Over de Goddelijke Liefde #20

Door Emanuel Swedenborg

Bestudeer deze passage

  
/ 21  
  

20. De liefde brengt warmte voort.

Dit is omdat de liefde het leven zelf is, en de levende kracht van alle dingen die in de algehele wereld zijn.

Nergens anders vandaan is de oorsprong van alle strevingen, krachten, activiteiten en bewegingen in de natuur, dan vanuit de Goddelijke Liefde, die de Heer is, Die in de hemelen vóór de engelen verschijnt als Zon.

Dat de liefde iets anders is en de warmte iets anders, staat duidelijk vast uit het onderscheid van het ene en het andere in de engel en in de mens.

Vanuit de liefde wil en denkt de engel, en doorvat hij en is wijs, en voelt hij binnen in zich het gezegende en het heilrijke, en heeft hij eveneens lief, eender de mens die deze dingen in het gemoed voelt.

In het lichaam echter voelt de een en de ander het warme, en dit zonder het gezegende en het heilrijke; daaruit blijkt dat de warmte de uitwerking is van de activiteit van het leven of van de liefde.

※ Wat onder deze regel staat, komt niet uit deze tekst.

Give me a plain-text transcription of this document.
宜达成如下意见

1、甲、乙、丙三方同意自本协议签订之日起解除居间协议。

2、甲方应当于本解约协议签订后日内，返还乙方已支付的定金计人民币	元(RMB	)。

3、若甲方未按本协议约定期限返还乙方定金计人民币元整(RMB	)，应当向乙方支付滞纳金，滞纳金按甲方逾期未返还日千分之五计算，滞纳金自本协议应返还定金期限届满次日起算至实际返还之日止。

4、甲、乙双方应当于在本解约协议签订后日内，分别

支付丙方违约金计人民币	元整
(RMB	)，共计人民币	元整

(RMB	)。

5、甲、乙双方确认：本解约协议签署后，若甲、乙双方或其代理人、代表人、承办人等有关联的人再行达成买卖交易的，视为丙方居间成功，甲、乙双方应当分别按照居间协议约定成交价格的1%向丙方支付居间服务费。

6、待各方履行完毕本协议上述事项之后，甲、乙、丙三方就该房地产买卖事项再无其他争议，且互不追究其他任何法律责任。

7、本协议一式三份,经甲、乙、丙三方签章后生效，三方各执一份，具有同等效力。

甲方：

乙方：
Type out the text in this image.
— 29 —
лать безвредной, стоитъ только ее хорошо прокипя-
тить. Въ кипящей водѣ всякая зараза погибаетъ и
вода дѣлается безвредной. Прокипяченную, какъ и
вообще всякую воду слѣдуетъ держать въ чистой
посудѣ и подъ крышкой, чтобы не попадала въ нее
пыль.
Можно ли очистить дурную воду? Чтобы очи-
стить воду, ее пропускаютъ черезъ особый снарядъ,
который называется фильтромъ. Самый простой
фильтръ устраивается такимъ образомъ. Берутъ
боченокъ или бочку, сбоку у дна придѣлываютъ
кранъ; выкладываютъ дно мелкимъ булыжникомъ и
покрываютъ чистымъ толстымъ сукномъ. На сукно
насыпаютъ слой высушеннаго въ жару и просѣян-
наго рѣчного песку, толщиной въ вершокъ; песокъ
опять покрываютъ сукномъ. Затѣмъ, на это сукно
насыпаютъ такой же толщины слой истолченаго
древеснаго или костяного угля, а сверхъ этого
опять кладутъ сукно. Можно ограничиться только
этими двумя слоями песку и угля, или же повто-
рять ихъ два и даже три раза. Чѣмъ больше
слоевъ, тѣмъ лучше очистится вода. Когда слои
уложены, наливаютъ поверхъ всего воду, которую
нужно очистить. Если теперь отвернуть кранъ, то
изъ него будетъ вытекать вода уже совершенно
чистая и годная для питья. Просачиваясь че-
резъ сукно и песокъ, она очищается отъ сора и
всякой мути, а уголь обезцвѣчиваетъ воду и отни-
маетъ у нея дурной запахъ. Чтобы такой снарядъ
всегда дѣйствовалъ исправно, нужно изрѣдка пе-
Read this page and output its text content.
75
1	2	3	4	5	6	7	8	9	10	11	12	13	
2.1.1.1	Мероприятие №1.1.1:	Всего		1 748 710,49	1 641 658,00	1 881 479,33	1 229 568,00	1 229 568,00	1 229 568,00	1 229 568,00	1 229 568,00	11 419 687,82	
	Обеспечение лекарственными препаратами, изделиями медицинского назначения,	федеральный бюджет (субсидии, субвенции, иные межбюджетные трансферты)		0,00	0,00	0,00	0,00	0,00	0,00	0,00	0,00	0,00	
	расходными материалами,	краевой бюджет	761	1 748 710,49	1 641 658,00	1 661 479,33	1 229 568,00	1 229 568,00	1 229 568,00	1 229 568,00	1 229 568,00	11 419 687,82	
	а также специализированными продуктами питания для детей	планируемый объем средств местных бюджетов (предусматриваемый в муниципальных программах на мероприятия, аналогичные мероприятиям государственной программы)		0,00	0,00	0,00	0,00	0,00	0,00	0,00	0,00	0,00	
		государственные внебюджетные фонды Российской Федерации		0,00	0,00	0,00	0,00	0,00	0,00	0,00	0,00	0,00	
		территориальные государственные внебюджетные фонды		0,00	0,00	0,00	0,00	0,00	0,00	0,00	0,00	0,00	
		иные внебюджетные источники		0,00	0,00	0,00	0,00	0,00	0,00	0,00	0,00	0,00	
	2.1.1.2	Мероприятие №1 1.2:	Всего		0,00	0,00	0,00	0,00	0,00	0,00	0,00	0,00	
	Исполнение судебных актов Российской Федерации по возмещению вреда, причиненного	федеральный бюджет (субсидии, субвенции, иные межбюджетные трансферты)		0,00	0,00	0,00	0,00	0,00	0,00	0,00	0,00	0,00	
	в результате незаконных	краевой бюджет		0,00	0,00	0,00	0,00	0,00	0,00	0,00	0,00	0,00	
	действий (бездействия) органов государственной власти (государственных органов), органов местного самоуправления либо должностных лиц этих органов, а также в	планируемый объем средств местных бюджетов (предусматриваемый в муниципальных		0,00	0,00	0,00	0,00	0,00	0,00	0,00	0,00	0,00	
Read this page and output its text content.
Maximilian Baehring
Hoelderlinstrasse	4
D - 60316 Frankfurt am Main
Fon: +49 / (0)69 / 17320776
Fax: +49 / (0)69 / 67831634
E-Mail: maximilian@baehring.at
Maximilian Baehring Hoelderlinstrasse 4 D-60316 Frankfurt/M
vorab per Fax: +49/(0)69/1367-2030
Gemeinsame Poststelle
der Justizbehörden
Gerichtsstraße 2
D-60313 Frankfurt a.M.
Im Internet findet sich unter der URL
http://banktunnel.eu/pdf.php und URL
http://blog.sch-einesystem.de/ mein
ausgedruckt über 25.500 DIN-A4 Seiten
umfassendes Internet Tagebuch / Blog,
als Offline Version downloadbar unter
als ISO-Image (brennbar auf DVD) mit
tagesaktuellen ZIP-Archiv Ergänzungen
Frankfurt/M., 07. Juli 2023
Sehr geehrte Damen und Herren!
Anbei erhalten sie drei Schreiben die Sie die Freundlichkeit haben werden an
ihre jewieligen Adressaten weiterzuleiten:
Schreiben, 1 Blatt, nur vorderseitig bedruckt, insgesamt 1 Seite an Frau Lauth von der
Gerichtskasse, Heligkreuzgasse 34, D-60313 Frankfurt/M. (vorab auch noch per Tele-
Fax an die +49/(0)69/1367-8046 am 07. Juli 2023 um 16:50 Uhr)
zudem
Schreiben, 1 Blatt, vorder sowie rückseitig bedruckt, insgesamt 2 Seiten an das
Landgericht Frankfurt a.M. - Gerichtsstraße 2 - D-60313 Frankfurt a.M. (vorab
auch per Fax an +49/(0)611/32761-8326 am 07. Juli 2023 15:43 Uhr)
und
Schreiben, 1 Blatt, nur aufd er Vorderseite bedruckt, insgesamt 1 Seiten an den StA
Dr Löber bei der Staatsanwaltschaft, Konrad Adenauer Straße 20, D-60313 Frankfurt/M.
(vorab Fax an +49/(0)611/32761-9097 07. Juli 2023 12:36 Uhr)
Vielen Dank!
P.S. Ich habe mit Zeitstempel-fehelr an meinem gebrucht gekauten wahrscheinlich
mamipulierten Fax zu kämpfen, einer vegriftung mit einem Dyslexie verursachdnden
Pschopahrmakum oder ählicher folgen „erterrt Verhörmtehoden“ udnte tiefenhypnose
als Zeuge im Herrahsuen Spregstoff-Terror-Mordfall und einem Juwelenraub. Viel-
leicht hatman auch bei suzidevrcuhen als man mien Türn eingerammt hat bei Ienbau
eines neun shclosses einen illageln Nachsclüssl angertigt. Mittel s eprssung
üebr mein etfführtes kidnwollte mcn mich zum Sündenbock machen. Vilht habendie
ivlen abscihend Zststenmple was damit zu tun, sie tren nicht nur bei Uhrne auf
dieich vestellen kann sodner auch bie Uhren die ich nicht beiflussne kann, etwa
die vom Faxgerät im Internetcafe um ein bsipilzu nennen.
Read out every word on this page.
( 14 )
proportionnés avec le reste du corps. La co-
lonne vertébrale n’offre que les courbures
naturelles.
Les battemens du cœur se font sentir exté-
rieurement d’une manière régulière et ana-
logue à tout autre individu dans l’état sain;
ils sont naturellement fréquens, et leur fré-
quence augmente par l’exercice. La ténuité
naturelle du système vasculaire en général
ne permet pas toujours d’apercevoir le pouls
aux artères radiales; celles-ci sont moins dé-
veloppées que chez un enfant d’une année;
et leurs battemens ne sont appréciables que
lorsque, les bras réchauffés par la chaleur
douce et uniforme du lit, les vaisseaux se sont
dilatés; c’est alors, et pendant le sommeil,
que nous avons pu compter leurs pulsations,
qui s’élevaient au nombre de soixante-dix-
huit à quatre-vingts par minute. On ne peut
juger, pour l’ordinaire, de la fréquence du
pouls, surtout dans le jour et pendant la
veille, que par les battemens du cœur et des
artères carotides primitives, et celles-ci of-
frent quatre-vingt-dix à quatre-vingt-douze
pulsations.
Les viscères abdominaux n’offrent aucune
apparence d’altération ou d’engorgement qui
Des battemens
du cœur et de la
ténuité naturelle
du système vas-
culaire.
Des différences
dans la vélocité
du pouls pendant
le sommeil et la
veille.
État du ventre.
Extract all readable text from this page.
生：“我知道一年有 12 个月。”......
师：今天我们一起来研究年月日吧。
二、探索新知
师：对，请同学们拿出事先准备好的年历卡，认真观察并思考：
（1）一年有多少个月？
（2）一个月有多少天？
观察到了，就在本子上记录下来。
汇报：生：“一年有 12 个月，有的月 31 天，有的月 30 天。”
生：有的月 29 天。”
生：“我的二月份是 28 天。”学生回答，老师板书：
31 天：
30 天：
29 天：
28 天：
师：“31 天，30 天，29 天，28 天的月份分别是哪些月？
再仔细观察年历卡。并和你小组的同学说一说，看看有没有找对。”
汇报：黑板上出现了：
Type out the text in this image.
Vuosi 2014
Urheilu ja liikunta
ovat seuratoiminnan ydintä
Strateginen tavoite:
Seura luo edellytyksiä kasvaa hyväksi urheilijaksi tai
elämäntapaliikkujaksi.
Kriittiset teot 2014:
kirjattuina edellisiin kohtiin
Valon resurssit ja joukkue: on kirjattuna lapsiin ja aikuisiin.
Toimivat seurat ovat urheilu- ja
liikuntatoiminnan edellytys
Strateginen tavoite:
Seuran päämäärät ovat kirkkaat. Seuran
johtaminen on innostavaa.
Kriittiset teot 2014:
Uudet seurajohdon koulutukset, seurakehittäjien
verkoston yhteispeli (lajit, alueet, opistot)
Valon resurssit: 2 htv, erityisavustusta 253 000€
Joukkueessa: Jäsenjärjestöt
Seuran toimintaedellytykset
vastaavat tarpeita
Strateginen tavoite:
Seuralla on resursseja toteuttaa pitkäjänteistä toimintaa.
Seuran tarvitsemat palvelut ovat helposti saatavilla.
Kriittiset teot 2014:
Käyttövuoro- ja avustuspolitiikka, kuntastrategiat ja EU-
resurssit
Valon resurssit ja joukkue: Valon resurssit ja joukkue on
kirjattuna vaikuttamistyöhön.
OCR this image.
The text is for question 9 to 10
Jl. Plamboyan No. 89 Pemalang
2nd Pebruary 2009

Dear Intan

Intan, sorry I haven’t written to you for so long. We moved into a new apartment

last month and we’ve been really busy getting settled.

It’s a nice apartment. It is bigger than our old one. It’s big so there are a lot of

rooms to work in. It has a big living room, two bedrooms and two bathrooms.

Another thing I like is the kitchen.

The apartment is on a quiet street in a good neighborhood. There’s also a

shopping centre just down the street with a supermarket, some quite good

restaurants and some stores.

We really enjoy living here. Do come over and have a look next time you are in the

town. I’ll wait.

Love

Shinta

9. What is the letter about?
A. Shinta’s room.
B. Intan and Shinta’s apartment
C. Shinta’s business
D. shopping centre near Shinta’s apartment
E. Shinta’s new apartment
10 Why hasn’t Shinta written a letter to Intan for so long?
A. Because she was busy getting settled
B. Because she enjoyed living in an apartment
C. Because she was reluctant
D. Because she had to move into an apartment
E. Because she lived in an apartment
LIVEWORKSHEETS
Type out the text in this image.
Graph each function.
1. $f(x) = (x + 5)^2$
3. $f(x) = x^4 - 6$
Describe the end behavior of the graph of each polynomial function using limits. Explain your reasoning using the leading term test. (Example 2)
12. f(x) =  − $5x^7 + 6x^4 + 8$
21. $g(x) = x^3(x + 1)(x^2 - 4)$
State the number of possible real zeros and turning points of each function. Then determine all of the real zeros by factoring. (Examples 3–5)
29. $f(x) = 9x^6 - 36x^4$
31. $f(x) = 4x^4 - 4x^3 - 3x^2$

Dat de warmte de uitwerking van de liefde is, kan uit vele dingen vast- staan, zoals dat de mens uit de binnenste dingen warm wordt volgens de liefden van zijn leven, ook midden in de winter, en dat de warmte van de zon van de wereld met die warmte niets gemeen heeft.

Volgens het aanwassen van de liefde wordt hij warm, ontsteekt en ontvlamt; en volgens de afnemingen wordt hij koud verstart en sterft af, aldus geheel en al volgens de activiteiten van de liefde.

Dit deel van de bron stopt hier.